The regulator’s decision is largely based on the fact that TPG had abandoned plans to roll out its own mobile network following the announcement of the proposed merger.

TPG, which had appointed Huawei as its primary mobile equipment supplier, blamed its decision to abandon the rollout on the move by the federal government to ban the use of Huawei equipment in Australian 5G networks. The operator stated that it saw little point in deploying a mobile network that can’t be upgraded to 5G in the future.

But ACCC Chair Rod Sims said after investigating the proposed merger, the regulator has concluded that there is a real chance that TPG will roll out a mobile network if its merger with Vodafone does not proceed.

“TPG is the best prospect Australia has for a new mobile network operator to enter the market, and this is likely the last chance we have for stronger competition in the supply of mobile services,” he said.

“TPG has a proven track record of disrupting the telecommunications sector and establishing itself as a successful competitor to the benefit of consumers. TPG is likely to be a vigorous and innovative supplier of mobile services in Australia, offering cheaper mobile plans with large data allowances and competing strongly against incumbents Telstra, Optus and Vodafone.”

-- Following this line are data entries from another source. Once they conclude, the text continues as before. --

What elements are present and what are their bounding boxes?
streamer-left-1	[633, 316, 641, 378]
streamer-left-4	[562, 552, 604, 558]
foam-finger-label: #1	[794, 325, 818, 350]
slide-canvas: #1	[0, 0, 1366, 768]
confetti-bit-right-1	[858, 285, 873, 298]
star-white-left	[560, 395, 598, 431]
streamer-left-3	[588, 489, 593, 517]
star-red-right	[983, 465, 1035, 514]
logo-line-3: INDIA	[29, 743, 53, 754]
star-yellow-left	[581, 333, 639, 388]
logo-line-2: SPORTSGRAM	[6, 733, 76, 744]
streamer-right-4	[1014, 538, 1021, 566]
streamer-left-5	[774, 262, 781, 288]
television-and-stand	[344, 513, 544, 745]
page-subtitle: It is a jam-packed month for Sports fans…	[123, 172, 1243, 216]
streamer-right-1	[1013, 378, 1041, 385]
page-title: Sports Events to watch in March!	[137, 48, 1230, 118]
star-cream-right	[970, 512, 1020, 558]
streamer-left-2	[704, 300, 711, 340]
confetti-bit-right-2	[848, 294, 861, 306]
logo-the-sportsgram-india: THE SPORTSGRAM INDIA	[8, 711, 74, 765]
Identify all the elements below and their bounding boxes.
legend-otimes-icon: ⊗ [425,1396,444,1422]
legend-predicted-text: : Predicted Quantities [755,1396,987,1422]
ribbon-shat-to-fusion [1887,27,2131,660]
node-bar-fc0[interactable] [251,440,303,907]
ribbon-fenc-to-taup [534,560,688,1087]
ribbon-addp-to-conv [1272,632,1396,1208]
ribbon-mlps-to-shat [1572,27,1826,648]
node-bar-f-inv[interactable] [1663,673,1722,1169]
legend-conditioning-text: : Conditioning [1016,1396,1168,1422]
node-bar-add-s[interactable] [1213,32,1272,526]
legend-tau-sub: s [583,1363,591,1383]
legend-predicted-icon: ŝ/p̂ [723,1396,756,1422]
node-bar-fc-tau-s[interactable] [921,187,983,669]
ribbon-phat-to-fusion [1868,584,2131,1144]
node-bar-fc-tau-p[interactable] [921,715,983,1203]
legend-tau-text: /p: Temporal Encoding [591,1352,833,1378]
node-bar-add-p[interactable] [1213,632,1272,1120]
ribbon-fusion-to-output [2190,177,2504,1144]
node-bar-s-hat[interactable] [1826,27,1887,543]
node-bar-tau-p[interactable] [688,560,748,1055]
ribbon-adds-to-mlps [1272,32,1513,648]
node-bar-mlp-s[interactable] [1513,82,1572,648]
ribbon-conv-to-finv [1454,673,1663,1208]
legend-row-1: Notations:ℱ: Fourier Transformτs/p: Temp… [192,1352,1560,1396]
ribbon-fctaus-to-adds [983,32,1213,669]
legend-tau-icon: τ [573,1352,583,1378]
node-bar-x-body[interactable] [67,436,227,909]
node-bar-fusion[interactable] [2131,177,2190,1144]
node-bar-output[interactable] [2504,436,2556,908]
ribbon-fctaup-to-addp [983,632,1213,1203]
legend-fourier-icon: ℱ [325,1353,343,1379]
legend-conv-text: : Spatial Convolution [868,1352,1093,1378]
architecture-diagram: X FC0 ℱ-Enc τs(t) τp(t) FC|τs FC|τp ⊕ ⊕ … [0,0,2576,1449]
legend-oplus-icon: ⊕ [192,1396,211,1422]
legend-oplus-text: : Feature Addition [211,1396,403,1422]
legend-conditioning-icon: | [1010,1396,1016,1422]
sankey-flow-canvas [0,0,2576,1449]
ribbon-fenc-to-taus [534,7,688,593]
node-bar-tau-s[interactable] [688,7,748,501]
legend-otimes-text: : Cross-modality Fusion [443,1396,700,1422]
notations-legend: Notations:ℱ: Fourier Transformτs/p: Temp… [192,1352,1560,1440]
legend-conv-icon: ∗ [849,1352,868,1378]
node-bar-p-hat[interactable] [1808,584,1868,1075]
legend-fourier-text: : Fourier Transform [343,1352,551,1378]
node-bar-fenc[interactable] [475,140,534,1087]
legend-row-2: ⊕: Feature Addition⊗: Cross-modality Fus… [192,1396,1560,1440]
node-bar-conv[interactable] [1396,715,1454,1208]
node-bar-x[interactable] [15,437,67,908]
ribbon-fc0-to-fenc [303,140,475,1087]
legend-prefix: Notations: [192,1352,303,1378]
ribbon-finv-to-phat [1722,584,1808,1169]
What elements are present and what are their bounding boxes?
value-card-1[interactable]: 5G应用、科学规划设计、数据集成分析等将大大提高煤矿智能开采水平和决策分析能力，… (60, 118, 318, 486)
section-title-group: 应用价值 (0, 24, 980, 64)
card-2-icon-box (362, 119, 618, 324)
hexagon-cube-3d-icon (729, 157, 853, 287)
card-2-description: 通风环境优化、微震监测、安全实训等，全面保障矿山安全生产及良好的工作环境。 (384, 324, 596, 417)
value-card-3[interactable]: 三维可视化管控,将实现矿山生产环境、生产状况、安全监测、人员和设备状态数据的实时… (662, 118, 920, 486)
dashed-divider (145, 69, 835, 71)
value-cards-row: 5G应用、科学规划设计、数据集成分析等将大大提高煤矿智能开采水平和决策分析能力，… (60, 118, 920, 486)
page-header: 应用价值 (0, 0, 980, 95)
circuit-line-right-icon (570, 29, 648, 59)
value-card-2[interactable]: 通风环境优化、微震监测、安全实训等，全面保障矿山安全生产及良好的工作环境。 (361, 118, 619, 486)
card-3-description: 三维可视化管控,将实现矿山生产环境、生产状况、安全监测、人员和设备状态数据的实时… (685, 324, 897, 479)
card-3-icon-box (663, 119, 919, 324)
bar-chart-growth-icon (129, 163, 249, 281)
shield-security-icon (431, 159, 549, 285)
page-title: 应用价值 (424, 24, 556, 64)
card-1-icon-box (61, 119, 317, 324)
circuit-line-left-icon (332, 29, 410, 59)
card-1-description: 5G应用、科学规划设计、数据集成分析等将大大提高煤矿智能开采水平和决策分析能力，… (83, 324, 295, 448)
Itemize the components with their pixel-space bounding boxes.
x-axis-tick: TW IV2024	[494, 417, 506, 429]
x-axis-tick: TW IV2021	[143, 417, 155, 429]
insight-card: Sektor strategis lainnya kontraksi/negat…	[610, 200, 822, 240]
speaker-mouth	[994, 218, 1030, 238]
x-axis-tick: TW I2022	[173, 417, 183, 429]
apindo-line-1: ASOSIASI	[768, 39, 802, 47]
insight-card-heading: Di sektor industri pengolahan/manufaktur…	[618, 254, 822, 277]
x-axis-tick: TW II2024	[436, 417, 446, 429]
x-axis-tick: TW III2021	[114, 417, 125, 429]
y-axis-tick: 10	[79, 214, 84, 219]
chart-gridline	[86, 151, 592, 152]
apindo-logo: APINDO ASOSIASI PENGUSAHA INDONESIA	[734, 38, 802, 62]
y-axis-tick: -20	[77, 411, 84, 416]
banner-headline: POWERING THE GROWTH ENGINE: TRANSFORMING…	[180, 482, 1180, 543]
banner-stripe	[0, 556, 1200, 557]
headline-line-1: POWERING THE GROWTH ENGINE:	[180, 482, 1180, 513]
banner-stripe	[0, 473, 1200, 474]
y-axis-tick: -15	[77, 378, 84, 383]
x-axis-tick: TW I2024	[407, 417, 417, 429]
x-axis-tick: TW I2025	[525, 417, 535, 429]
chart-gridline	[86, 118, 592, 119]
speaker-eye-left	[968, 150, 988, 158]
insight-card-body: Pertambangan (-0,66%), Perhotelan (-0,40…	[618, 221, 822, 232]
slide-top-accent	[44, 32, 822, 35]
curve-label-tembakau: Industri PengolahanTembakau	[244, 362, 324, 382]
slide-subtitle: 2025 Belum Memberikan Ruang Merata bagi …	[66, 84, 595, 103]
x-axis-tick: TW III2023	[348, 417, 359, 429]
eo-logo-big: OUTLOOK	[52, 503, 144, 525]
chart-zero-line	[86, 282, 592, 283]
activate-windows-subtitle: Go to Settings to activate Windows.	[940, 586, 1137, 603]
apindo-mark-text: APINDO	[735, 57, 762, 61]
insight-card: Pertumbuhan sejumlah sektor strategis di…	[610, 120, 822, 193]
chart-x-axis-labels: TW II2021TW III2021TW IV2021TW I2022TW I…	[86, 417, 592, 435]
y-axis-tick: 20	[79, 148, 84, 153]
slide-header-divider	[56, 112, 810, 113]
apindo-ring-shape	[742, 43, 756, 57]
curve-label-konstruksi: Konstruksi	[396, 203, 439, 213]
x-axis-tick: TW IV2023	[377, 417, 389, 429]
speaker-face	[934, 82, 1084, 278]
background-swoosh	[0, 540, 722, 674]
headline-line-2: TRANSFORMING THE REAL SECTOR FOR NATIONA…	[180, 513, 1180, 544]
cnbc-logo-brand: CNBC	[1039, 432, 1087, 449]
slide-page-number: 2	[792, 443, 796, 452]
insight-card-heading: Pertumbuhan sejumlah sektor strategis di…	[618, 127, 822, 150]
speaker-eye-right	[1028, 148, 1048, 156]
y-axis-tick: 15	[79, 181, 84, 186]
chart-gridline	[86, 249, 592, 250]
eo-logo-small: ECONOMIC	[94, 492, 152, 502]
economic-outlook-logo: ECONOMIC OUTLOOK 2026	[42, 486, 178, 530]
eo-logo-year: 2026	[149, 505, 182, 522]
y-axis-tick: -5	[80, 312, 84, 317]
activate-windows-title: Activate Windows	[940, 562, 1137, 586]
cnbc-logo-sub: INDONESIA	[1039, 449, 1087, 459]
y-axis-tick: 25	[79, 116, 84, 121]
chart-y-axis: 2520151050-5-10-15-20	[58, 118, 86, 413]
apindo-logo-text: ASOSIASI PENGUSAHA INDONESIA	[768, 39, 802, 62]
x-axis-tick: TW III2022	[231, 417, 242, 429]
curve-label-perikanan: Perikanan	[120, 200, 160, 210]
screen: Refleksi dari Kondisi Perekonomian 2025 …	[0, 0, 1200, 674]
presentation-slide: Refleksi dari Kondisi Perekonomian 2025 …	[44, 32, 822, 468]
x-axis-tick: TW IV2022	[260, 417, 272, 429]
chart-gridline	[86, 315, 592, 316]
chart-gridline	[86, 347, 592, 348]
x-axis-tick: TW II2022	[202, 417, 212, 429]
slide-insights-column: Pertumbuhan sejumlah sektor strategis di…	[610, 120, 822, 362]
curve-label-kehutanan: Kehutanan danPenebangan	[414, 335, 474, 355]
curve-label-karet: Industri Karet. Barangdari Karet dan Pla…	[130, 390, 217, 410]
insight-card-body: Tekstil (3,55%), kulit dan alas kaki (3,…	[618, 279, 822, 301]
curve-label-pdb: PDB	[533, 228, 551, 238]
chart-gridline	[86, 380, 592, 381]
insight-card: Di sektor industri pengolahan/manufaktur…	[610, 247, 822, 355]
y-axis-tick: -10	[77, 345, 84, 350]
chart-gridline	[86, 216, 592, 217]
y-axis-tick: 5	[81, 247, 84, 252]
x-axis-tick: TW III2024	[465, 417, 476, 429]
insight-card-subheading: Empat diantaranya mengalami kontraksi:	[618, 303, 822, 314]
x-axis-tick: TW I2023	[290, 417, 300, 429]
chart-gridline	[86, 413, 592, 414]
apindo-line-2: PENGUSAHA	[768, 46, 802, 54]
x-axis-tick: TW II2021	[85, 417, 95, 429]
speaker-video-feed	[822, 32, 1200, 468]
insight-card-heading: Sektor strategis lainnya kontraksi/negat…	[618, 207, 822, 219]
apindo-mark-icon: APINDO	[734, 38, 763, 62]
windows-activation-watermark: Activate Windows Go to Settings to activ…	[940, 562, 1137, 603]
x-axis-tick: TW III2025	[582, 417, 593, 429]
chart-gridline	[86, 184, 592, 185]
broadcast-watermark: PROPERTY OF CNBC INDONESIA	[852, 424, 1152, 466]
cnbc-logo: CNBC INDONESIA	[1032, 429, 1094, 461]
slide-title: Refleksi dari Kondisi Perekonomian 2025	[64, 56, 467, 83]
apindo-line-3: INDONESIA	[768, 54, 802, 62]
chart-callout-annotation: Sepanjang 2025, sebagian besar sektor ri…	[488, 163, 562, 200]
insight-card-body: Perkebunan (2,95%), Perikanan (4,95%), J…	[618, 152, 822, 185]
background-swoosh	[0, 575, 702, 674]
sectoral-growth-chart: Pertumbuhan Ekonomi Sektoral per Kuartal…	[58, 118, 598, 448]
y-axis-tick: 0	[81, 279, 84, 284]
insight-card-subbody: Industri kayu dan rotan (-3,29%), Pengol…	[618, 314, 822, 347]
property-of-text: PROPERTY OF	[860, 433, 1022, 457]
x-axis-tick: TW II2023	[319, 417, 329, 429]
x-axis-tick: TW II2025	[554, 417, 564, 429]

TPG already has around 430,000 mobile subscribers through its mobile virtual network operator (MVNO) arrangement with Vodafone. The operator paid $1.26 billion for 2 x 10 MHz of 700 MHz spectrum nationwide in April 2017 to support its full entry into the market as a mobile network operator.

But the company has already revealed it intends to take a $228 million writedown on its abandoned mobile foray.

Sims noted that market trends have also motivated Vodafone to enter the market for fixed broadband services. The company started supplying nbn services to customers in Sydney, Canberra, Melbourne, Perth, Brisbane, Geelong, Newcastle and Wollongong in 2017, and as of the end of last year had 33,000 nbn subscribers.

“These moves by TPG and Vodafone are likely to improve competition and future market contestability,” he said.

According to the regulator, the joint venture TPG and Vodafone established to acquire 3.6 GHz spectrum in December will remain operational regardless of if the merger proceeds.